Bab 12 Between Two Choices (2)

by Lucy Liestiyo 13:29,Jan 16,2021
Elbi, yang terus memperhatikan ekspresi Ezra, memahami sepenuhnya gejolak perasaan Ezra. Dia tahu betapa tak nyamannya hal itu. Empati yang muncul di benaknya, kompak dengan akal sehatnya untuk berusaha meminggirkan rasa cemburu yang menggoda.
Bukan saat yang tepat untuk sekarang, pikir Elbi. Dia terus meyakinkan dirinya sendiri bahwa saat ini, tidak ada waktu atau ruang untuk perasaan yang disebut kecemburuan dan kecurigaan. Lebih dari itu, Elbi juga paham alangkah Ezra membutuhkan dukungannya.
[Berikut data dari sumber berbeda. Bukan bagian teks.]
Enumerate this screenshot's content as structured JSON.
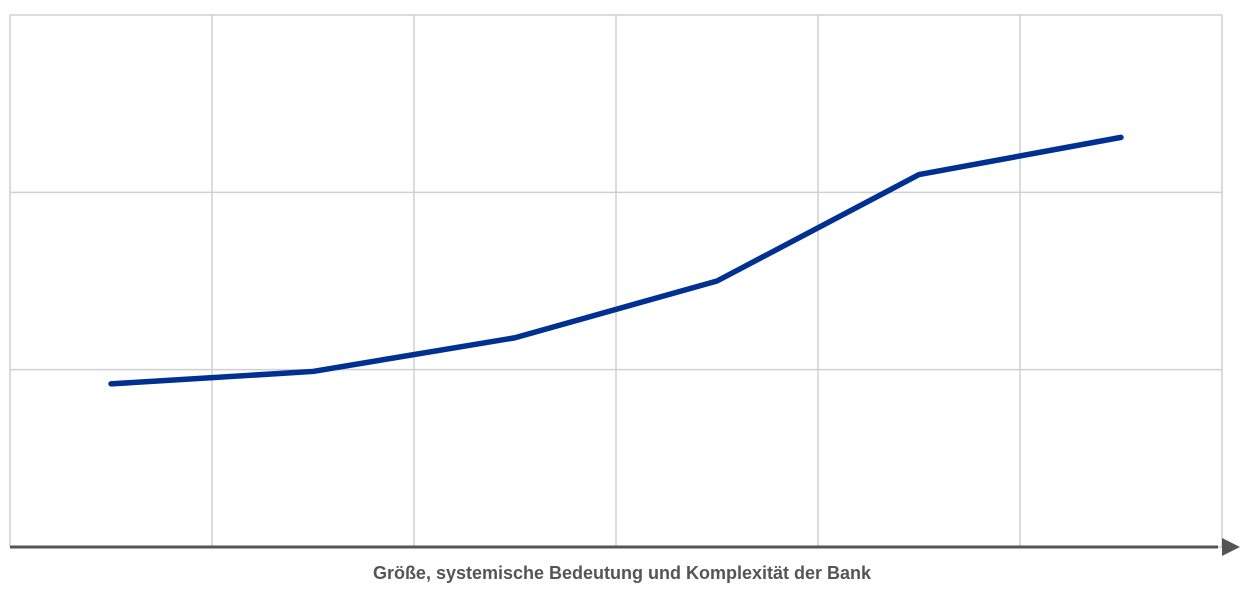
{
  "chart_data": {
    "type": "line",
    "xlabel": "Größe, systemische Bedeutung und Komplexität der Bank",
    "categories": [
      null,
      null,
      null,
      null,
      null,
      null
    ],
    "series": [
      {
        "color": "#003092",
        "values": [
          0.92,
          0.99,
          1.18,
          1.5,
          2.1,
          2.31
        ]
      }
    ],
    "ylim": [
      0,
      3
    ],
    "yticks": [
      0,
      1,
      2,
      3
    ],
    "grid": true
  }
}
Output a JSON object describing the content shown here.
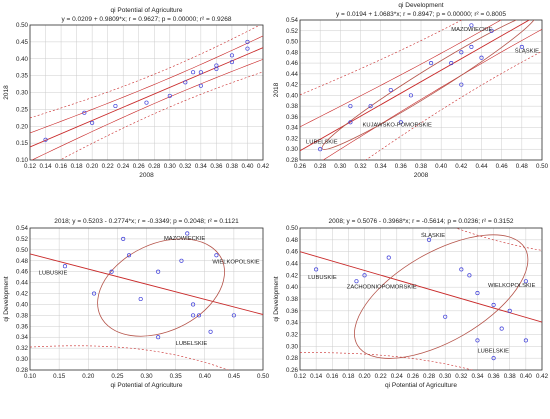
{
  "chart_data": [
    {
      "type": "scatter",
      "title_line1": "qi Potential of Agriculture",
      "title_line2": "y = 0.0209 + 0.9809*x; r = 0.9627; p = 0.00000; r² = 0.9268",
      "xlabel": "2008",
      "ylabel": "2018",
      "xlim": [
        0.12,
        0.42
      ],
      "ylim": [
        0.1,
        0.5
      ],
      "xticks": [
        "0.12",
        "0.14",
        "0.16",
        "0.18",
        "0.20",
        "0.22",
        "0.24",
        "0.26",
        "0.28",
        "0.30",
        "0.32",
        "0.34",
        "0.36",
        "0.38",
        "0.40",
        "0.42"
      ],
      "yticks": [
        "0.10",
        "0.15",
        "0.20",
        "0.25",
        "0.30",
        "0.35",
        "0.40",
        "0.45",
        "0.50"
      ],
      "regression": {
        "intercept": 0.0209,
        "slope": 0.9809
      },
      "x": [
        0.14,
        0.19,
        0.2,
        0.23,
        0.27,
        0.3,
        0.32,
        0.33,
        0.34,
        0.34,
        0.36,
        0.36,
        0.38,
        0.38,
        0.4,
        0.4
      ],
      "y": [
        0.16,
        0.24,
        0.21,
        0.26,
        0.27,
        0.29,
        0.33,
        0.36,
        0.36,
        0.32,
        0.37,
        0.38,
        0.39,
        0.41,
        0.43,
        0.45
      ],
      "labels": []
    },
    {
      "type": "scatter",
      "title_line1": "qi Development",
      "title_line2": "y = 0.0194 + 1.0683*x; r = 0.8947; p = 0.00000; r² = 0.8005",
      "xlabel": "2008",
      "ylabel": "2018",
      "xlim": [
        0.26,
        0.5
      ],
      "ylim": [
        0.28,
        0.54
      ],
      "xticks": [
        "0.26",
        "0.28",
        "0.30",
        "0.32",
        "0.34",
        "0.36",
        "0.38",
        "0.40",
        "0.42",
        "0.44",
        "0.46",
        "0.48",
        "0.50"
      ],
      "yticks": [
        "0.28",
        "0.30",
        "0.32",
        "0.34",
        "0.36",
        "0.38",
        "0.40",
        "0.42",
        "0.44",
        "0.46",
        "0.48",
        "0.50",
        "0.52",
        "0.54"
      ],
      "regression": {
        "intercept": 0.0194,
        "slope": 1.0683
      },
      "x": [
        0.28,
        0.31,
        0.31,
        0.33,
        0.35,
        0.36,
        0.37,
        0.39,
        0.41,
        0.42,
        0.42,
        0.43,
        0.43,
        0.44,
        0.45,
        0.48
      ],
      "y": [
        0.3,
        0.35,
        0.38,
        0.38,
        0.41,
        0.35,
        0.4,
        0.46,
        0.46,
        0.48,
        0.42,
        0.53,
        0.49,
        0.47,
        0.52,
        0.49
      ],
      "labels": [
        {
          "text": "MAZOWIECKIE",
          "x": 0.41,
          "y": 0.52
        },
        {
          "text": "ŚLĄSKIE",
          "x": 0.473,
          "y": 0.48
        },
        {
          "text": "KUJAWSKO-POMORSKIE",
          "x": 0.322,
          "y": 0.342
        },
        {
          "text": "LUBELSKIE",
          "x": 0.266,
          "y": 0.311
        }
      ]
    },
    {
      "type": "scatter",
      "title_line1": "2018; y = 0.5203 - 0.2774*x; r = -0.3349; p = 0.2048; r² = 0.1121",
      "title_line2": "",
      "xlabel": "qi Potential of Agriculture",
      "ylabel": "qi Development",
      "xlim": [
        0.1,
        0.5
      ],
      "ylim": [
        0.28,
        0.54
      ],
      "xticks": [
        "0.10",
        "0.15",
        "0.20",
        "0.25",
        "0.30",
        "0.35",
        "0.40",
        "0.45",
        "0.50"
      ],
      "yticks": [
        "0.28",
        "0.30",
        "0.32",
        "0.34",
        "0.36",
        "0.38",
        "0.40",
        "0.42",
        "0.44",
        "0.46",
        "0.48",
        "0.50",
        "0.52",
        "0.54"
      ],
      "regression": {
        "intercept": 0.5203,
        "slope": -0.2774
      },
      "x": [
        0.16,
        0.21,
        0.24,
        0.26,
        0.27,
        0.29,
        0.32,
        0.32,
        0.36,
        0.37,
        0.38,
        0.38,
        0.39,
        0.41,
        0.42,
        0.45
      ],
      "y": [
        0.47,
        0.42,
        0.46,
        0.52,
        0.49,
        0.41,
        0.46,
        0.34,
        0.48,
        0.53,
        0.4,
        0.38,
        0.38,
        0.35,
        0.49,
        0.38
      ],
      "labels": [
        {
          "text": "LUBUSKIE",
          "x": 0.115,
          "y": 0.455
        },
        {
          "text": "MAZOWIECKIE",
          "x": 0.33,
          "y": 0.518
        },
        {
          "text": "WIELKOPOLSKIE",
          "x": 0.413,
          "y": 0.475
        },
        {
          "text": "LUBELSKIE",
          "x": 0.35,
          "y": 0.326
        }
      ]
    },
    {
      "type": "scatter",
      "title_line1": "2008; y = 0.5076 - 0.3968*x; r = -0.5614; p = 0.0236; r² = 0.3152",
      "title_line2": "",
      "xlabel": "qi Potential of Agriculture",
      "ylabel": "qi Development",
      "xlim": [
        0.12,
        0.42
      ],
      "ylim": [
        0.26,
        0.5
      ],
      "xticks": [
        "0.12",
        "0.14",
        "0.16",
        "0.18",
        "0.20",
        "0.22",
        "0.24",
        "0.26",
        "0.28",
        "0.30",
        "0.32",
        "0.34",
        "0.36",
        "0.38",
        "0.40",
        "0.42"
      ],
      "yticks": [
        "0.26",
        "0.28",
        "0.30",
        "0.32",
        "0.34",
        "0.36",
        "0.38",
        "0.40",
        "0.42",
        "0.44",
        "0.46",
        "0.48",
        "0.50"
      ],
      "regression": {
        "intercept": 0.5076,
        "slope": -0.3968
      },
      "x": [
        0.14,
        0.19,
        0.2,
        0.23,
        0.28,
        0.3,
        0.32,
        0.33,
        0.34,
        0.34,
        0.36,
        0.36,
        0.37,
        0.38,
        0.4,
        0.4
      ],
      "y": [
        0.43,
        0.41,
        0.42,
        0.45,
        0.48,
        0.35,
        0.43,
        0.42,
        0.39,
        0.31,
        0.37,
        0.28,
        0.33,
        0.36,
        0.31,
        0.41
      ],
      "labels": [
        {
          "text": "LUBUSKIE",
          "x": 0.13,
          "y": 0.414
        },
        {
          "text": "ŚLĄSKIE",
          "x": 0.27,
          "y": 0.485
        },
        {
          "text": "ZACHODNIOPOMORSKIE",
          "x": 0.178,
          "y": 0.398
        },
        {
          "text": "WIELKOPOLSKIE",
          "x": 0.353,
          "y": 0.4
        },
        {
          "text": "LUBELSKIE",
          "x": 0.34,
          "y": 0.29
        }
      ]
    }
  ]
}
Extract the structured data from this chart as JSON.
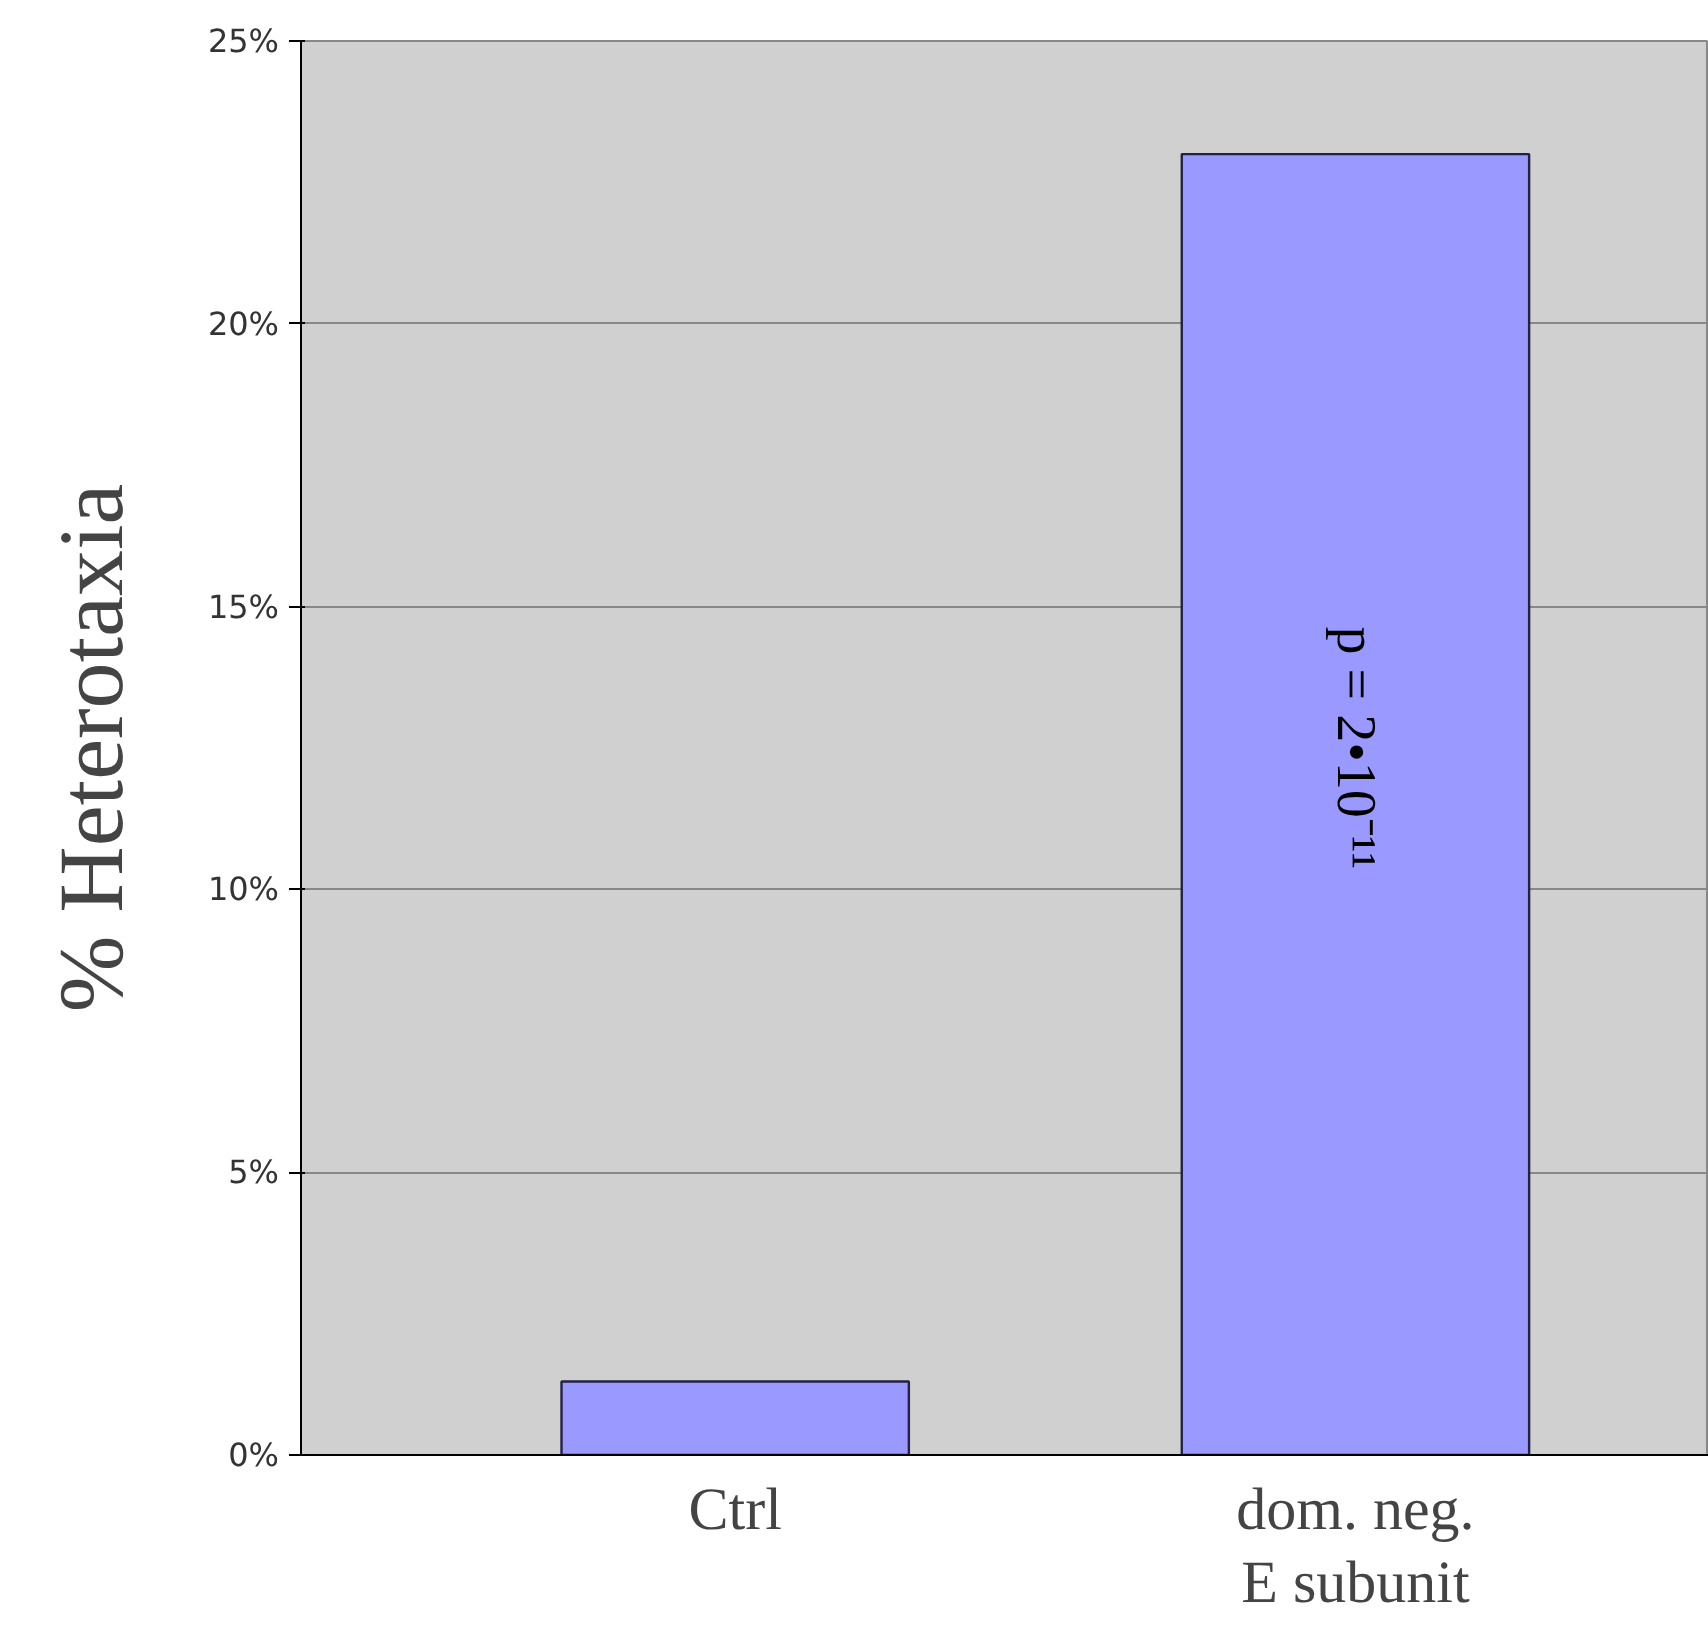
{
  "chart_data": {
    "type": "bar",
    "ylabel": "% Heterotaxia",
    "categories": [
      "Ctrl",
      "dom. neg.\nE subunit"
    ],
    "values": [
      1.3,
      23
    ],
    "color": "#9999ff",
    "ylim": [
      0,
      25
    ],
    "yticks": [
      {
        "value": 0,
        "label": "0%"
      },
      {
        "value": 5,
        "label": "5%"
      },
      {
        "value": 10,
        "label": "10%"
      },
      {
        "value": 15,
        "label": "15%"
      },
      {
        "value": 20,
        "label": "20%"
      },
      {
        "value": 25,
        "label": "25%"
      }
    ],
    "grid": "y",
    "annotations": [
      "p = 2•10⁻¹¹"
    ]
  }
}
"Ara, aku akan terus mendampingi kamu di sini, ya? Lagipula, Pino sudah berjasa menyelamatkan kita berdua. Kita, terutama aku, benar-benar berhutang budi sama dia," bisik Elbi lembut di telinga Ezra. Berkata begitu, dia meraih tangan Ezra, menyelipkan jarinya di antara jari gadis itu. Digenggamya erat tangan Ezra, tak mengatakan apa-apa lagi setelahnya.
Mau tak mau, hati Ezra bergetar. Dia dapat merasakan ketulusan dalam kalimat Elbi. Ketulusan yang membuat dirinya merasa kerdil dan tak sanggup menatap mata Elbi. Secuil rasa bersalah menyelinap di benak Ezra.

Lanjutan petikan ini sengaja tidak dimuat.